Mount Moriah delivered a very well-received set featuring songs from their recently-released self-titled debut album as the audience filled the lawn with blankets and chairs and coolers. The warmth and purity of Heather McEntire's voice combined beautifully with the band's thoughtful, layered arrangements to make for a very pretty atmosphere, grounded well in tradition, yet distinctly modern. Seattle is a hotbed for this particular kind of take on folk music, and I am sure Mount Moriah would be welcomed back as a headliner here any ol' time.
(More Mount Moriah photos are here.)
The Indigo Girls are far more than just a female folk duo with a knack for writing memorable, singable tunes -- they are no less than icons for many in the LGTB and progressive political communities. They mean more to people because of what they stand for, and how committed they have been to their ideals. There were indeed many LGTB audience members, but Amy Ray and Emily Saliers' songs of struggle against the odds, hope in the face of fear and doubt, and the renewing spirit of love appeals to all. Saliers and Ray's seamlessly-intertwined vocals, strong musicianship, and ease and flow of stage communication underlined their years of performing together and were complemented perfectly by keyboardist/accordionist Julie Wolf and violinist Lyris Hung. The foursome pulled strongly from bluegrass, mid-20th Century folk protest, and bright lyrical pop forms to bring the crowd to their feet, dancing and singing along, a warm communal vibe to the air, little kids running around with painted faces and big guys in plaid shirts drinking Mac 'n Jacks beer.

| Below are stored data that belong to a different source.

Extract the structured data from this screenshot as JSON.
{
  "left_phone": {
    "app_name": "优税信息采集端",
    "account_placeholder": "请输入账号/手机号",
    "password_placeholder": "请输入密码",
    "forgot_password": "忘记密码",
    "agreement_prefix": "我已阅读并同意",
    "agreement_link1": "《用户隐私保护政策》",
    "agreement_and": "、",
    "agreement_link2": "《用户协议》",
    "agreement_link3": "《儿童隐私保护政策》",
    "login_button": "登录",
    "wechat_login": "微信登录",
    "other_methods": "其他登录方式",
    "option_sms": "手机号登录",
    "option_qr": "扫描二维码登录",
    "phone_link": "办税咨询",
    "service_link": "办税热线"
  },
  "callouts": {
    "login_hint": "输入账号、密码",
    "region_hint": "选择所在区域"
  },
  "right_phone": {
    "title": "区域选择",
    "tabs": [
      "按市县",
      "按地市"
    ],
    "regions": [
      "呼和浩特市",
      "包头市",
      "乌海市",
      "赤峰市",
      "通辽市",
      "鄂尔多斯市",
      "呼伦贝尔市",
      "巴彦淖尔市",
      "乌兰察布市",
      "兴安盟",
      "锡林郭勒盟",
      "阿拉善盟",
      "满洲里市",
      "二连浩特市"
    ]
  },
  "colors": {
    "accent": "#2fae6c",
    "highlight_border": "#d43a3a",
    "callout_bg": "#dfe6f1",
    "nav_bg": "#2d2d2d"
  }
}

(More Indigo Girls photos are here; more Zoo Tunes crowd photos are here. All photos courtesy Sassy City Girl and Seattle P-I)
At the end of the evening, as I finished my own delicious Mac 'n Jacks kindly purchased by Michele, I thought a moment about the how important it is to make personal, real connections in a world where we spend so much time on a screen, or driving alone in cars, or making small talk only to not be able to remember a single thing said. Music is obviously one way that people come together to share a connection, and I am grateful to Michele in sharing some of her many interests and talents and goals with me, and asking me along on such a lovely evening. Please see her Sassy City Girl article here with her nod to Zoo Tunes as "Best Family Activity In Seattle!"
Thank you to Michele, Seattle P-I, Woodland Park Zoo and the Zoo Tunes staff, Mount Moriah, and the Indigo Girls. See you soon!